Wish prépare son introduction en Bourse

Wish prépare son introduction en Bourse - AFP

Cédric O, le secrétaire d’Etat chargé du numérique, évoque “des arnaques” récurrentes sur le site de vente en ligne, visé par la répression des fraudes.

Avec ses 100 millions d’utilisateurs revendiqués, Wish prépare son entrée en bourse. Pourtant, l’entreprise spécialisée dans la vente en ligne de produits à bas prix pourrait se retrouver dans la tourmente. Comme le révèlent nos confrères de RMC, la plateforme risque de bientôt faire face à la justice, suite à une enquête de plusieurs mois de la Direction générale de la Concurrence, de la Consommation et de la Répression des fraudes (DGCCRF).

S’il ne surprendra que peu les spécialistes du secteur, le constat dressé par l’administration est pour le moins édifiant: Wish est notamment accusé de vendre de nombreuses contrefaçons, mais également d’afficher de fausses promotions. Selon la DGCCRF, elle met également en avant des produits dans ses publicités qui ne sont en réalité pas disponibles.

Fin 2019, BFMTV avait commandé plusieurs produits sur la plateforme dans le cadre d’une enquête, qui s’étaient révélés être des contrefaçons, des produits dangereux pour les enfants, ou encore des produits non fonctionnels.

“Surtout des arnaques”

Le constat de l’administration est notamment partagé par Cédric O, secrétaire d’Etat chargé du numérique, qui attaque sèchement l’entreprise sur Twitter.

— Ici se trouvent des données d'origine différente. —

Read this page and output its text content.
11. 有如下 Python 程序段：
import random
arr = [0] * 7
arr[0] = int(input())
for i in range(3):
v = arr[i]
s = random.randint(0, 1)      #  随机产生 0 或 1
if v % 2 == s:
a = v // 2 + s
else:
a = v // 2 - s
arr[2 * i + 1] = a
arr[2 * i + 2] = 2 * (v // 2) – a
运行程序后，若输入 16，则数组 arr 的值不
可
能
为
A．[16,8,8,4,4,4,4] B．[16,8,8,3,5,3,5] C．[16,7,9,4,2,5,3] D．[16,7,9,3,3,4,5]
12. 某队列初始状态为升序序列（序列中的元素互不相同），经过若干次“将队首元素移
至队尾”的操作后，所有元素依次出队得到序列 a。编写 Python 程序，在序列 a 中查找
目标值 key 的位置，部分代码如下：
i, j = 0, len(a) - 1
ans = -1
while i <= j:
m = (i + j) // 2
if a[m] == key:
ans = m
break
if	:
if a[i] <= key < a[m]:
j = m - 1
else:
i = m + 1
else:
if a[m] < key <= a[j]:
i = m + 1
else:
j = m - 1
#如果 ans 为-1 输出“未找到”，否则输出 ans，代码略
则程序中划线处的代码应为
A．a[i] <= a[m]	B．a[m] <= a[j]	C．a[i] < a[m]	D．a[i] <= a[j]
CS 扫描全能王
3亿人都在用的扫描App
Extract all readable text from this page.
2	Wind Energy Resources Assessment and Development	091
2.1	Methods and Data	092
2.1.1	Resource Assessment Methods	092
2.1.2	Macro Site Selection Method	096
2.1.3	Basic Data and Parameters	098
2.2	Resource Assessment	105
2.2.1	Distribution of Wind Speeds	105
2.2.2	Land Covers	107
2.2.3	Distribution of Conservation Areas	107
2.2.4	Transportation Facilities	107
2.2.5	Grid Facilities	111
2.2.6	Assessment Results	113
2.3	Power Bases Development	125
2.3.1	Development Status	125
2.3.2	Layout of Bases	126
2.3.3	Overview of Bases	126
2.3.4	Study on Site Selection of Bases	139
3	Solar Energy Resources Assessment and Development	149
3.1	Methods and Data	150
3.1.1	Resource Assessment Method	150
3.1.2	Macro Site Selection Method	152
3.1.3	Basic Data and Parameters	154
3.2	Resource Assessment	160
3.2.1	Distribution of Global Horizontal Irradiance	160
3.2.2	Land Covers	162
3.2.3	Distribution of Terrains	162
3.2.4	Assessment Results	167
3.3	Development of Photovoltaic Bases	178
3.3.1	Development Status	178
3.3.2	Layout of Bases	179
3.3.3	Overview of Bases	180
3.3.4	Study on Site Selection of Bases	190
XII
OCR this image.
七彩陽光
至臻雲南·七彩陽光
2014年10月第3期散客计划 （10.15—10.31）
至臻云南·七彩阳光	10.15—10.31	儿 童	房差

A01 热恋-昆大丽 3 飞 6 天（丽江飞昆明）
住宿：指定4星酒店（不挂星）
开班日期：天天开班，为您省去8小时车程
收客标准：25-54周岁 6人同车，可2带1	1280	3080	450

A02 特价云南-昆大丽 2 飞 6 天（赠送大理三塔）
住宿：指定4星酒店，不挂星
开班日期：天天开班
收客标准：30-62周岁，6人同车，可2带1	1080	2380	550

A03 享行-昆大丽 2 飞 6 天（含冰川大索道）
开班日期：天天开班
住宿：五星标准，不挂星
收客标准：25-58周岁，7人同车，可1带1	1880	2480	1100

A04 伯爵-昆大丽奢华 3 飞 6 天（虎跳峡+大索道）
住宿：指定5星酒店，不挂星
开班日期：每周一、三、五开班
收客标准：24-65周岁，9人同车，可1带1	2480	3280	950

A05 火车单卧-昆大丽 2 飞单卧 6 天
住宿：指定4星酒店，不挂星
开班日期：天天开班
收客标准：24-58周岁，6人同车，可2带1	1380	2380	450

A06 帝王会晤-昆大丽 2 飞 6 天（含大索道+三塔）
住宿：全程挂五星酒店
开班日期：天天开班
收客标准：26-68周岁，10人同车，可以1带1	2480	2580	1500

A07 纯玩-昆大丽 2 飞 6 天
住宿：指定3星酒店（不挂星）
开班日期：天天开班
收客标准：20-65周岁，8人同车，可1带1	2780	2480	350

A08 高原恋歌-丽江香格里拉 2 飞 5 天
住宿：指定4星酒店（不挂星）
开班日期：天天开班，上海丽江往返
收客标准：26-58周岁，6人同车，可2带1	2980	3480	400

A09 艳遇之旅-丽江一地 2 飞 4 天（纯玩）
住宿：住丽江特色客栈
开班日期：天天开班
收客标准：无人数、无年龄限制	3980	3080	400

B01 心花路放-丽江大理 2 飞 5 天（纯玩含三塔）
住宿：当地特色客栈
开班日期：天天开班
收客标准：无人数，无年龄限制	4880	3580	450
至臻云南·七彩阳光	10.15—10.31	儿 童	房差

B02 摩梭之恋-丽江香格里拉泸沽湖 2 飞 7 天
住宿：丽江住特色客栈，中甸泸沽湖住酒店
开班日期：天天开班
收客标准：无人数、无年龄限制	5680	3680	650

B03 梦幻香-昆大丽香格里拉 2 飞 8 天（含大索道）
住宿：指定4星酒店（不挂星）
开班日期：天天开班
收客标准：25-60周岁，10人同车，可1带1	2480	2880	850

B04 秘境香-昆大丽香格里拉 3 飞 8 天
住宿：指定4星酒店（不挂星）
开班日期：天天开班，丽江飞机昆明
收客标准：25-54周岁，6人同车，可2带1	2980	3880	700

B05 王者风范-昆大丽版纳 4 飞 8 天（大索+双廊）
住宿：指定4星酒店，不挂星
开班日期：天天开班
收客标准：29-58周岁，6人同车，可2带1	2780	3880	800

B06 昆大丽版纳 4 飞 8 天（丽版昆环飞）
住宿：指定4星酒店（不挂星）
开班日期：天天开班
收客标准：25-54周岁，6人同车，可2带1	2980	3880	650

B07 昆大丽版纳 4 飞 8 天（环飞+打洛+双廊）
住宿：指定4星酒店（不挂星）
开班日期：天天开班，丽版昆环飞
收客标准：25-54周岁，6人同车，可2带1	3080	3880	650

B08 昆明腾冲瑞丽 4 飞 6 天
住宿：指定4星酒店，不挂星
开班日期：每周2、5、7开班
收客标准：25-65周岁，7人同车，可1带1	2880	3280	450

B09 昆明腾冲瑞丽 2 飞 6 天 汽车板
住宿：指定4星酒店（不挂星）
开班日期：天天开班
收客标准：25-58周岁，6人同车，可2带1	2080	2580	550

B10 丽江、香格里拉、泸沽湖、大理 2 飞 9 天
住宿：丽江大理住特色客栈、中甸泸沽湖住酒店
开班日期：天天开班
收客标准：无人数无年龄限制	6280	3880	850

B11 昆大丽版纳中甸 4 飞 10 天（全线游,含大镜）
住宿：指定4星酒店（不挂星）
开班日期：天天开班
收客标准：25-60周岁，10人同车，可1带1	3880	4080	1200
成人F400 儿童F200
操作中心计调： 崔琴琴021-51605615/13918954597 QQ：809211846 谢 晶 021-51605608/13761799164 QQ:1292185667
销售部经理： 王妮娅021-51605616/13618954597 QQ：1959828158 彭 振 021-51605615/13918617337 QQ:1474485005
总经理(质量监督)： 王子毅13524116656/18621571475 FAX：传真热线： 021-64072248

“Wish s’était déjà distinguée pendant le 1er confinement en vendant des masques ne respectant pas les normes. Les Français-e-s qui utilisent l'application pour y trouver du low-cost doivent savoir qu'ils y trouveront surtout des arnaques", affirme-t-il sur Twitter.

Pour Wish, l’avenir s’assombrit: dans son communiqué de presse la DGCCRF annonce avoir transmis les conclusions de son enquête au Procureur de la République, qui pourrait prochainement ouvrir une enquête, avec à la clef de lourdes sanctions potentielles.

“Ces pratiques, si elles étaient confirmées par le juge, seraient particulièrement graves car susceptibles d’altérer le comportement des consommateurs et d’induire une concurrence déloyale vis-à-vis des autres commerçants” explique la DGCCRF.

Une affaire judiciaire pourrait également peser dans le cadre de l’introduction en bourse envisagée par Wish. Auprès de BFMTV, un proche du dossier au sein du ministère de l'Économie et des Finances s’étonne que des investisseurs potentiels puissent accorder leur confiance à une entreprise désormais dans le viseur des pouvoirs publics.